In this case, the estimated delay is incorrect, so the carrier signal cannot be correctly detected. Assuming that both the phase variations attributable to the atmosphere, and the random noise from receivers, are distributed as Gaussian functions, a frequency distribution table with respect to the ambiguity can be generated by applying the search procedures several times in a given period. The frequency at the correct ambiguity would then be at a maximum in the table. If the first correct delay value is evaluated in this method, and the same procedure is repeated during the observation period, appropriate delay times through the whole observation period can be estimated accordingly.
In Fig. 4, when the phase errors are larger than 0.2 rad, the possibility of resolving the ambiguity using an ambiguity judgment must be set as a conditional probability, which is equal to the product of the possibilities of searching a correct ambiguity and resolving ambiguity using an ambiguity judgment, assuming a correct a priori delay and delay rate. A value of 0.2 rad is the upper limit of the phase error in a conservative estimate to resolve ambiguity, with a corresponding integration time 1/4 of that needed in the previous method. Therefore, a greater amount of information on orbital motion can be obtained by applying this condition.
To resolve 2π ambiguity, and to estimate the phase delay of an RF carrier, phase errors resulting from the atmosphere and receiver noise, among others, should be controlled to a low level. Switching VLBI, especially same-beam VLBI, can decrease a large portion of the errors and can finally provide the conditions for completely resolving ambiguity. Still, the integration time should be adequately long to enable the same-beam method to reduce phase errors and to resolve the ambiguity using the analytic solutions employed in previous work.

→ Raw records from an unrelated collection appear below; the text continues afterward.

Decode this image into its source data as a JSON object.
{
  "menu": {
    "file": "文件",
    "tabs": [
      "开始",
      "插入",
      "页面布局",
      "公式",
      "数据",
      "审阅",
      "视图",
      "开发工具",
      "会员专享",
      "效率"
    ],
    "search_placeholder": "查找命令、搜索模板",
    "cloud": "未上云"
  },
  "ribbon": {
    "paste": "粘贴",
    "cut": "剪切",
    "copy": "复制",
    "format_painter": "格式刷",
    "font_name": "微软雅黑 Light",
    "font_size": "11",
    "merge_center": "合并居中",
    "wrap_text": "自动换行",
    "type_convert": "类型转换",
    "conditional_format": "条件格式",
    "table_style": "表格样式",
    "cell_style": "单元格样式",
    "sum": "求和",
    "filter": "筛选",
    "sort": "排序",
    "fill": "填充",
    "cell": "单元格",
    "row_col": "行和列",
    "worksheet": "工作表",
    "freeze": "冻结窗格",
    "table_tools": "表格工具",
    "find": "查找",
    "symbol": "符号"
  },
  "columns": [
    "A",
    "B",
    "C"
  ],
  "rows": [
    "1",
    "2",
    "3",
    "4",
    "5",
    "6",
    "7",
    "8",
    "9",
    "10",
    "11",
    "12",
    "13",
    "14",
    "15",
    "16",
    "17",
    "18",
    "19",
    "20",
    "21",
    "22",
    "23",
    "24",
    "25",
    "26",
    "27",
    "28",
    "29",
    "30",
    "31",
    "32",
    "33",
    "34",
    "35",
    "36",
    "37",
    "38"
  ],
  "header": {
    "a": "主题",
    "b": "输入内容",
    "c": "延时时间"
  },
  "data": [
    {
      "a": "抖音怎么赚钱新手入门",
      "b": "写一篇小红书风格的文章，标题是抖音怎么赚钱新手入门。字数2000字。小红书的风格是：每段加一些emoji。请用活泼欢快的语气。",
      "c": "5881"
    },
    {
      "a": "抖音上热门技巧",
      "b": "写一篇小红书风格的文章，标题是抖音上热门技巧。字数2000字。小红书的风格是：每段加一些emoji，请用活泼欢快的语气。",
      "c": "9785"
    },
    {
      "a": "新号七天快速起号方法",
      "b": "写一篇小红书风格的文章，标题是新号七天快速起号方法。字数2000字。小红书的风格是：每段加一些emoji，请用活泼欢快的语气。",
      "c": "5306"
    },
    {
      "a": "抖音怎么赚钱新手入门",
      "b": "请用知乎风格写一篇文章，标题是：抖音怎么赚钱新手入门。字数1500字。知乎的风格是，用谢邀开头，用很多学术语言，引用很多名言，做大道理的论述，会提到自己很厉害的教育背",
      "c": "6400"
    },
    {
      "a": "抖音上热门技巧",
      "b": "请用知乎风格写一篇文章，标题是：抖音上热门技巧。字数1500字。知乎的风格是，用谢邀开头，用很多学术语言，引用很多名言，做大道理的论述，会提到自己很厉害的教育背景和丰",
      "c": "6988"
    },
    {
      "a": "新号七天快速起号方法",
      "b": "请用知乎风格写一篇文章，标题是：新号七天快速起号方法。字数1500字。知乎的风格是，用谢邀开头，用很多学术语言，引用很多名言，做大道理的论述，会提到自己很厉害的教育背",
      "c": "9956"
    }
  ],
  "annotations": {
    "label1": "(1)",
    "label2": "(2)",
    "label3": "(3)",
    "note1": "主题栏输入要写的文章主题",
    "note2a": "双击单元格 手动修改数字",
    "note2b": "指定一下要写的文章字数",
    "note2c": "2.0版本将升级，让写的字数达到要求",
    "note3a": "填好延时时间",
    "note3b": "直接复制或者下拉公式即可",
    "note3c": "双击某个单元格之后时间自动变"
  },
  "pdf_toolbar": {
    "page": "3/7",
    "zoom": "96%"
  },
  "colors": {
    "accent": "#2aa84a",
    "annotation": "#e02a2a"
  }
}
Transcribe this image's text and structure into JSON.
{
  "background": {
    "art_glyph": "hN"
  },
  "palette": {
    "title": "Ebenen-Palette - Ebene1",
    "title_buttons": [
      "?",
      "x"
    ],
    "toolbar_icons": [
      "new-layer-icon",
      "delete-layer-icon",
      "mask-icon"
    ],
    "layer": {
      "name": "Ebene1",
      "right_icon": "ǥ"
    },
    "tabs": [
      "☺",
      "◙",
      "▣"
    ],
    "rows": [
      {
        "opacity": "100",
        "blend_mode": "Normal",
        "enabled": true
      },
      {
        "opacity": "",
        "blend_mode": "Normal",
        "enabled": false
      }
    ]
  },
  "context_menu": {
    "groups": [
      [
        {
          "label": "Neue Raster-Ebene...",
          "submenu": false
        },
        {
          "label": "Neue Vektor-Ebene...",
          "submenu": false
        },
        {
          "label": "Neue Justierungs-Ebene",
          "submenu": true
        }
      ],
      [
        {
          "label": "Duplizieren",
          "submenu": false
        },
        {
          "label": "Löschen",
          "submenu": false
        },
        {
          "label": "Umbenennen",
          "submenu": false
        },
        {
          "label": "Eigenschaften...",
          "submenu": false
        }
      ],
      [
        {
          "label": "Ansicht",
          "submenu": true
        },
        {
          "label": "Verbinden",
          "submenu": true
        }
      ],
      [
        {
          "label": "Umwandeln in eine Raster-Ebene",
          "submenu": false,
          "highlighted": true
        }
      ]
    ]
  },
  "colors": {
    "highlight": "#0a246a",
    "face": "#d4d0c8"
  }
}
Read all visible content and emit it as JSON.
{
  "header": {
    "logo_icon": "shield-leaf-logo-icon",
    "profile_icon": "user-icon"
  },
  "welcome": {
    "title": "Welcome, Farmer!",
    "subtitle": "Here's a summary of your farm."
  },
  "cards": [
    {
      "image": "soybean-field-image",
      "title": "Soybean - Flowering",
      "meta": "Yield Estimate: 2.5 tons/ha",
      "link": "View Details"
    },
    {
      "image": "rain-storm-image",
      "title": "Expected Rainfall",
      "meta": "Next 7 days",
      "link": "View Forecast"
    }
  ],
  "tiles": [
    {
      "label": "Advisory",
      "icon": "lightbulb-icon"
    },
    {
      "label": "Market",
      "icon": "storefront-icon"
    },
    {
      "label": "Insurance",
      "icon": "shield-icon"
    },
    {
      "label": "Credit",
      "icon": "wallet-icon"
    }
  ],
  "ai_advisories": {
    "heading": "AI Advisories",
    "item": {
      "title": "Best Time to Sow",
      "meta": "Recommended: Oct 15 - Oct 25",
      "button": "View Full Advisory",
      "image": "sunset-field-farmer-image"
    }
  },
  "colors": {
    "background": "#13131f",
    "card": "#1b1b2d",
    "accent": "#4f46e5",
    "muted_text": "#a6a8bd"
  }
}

In the current study, a probabilistic algorithm, which can be used to obtain correct results under comparatively less stringent conditions, is presented. To realize this goal, there is a need to ensure first the estimation accuracy of the initial values. This estimation accuracy can also be solved using probabilistic algorithms to obtain the frequency distribution of ambiguity and to determine the first correct delay. The current study proposes another method for resolving ambiguity, in which shorter period information on orbital motion can be obtained because of the shorter integration time. Further, the computations, including coarse search and fine delay search and the ambiguity judgment procedure, can be easily performed using a personal computer. The application of a Kalman filter for delay and delay rate estimation, and the use of real data from SELENE, are expected to be done in our future work.
The authors wish to thank the editor and two anonymous referees for their comments. The current work was financially supported by the National Natural Science Foundation of China (No. 10973033) and the Shanghai Natural Science Foundation (09ZR1437300).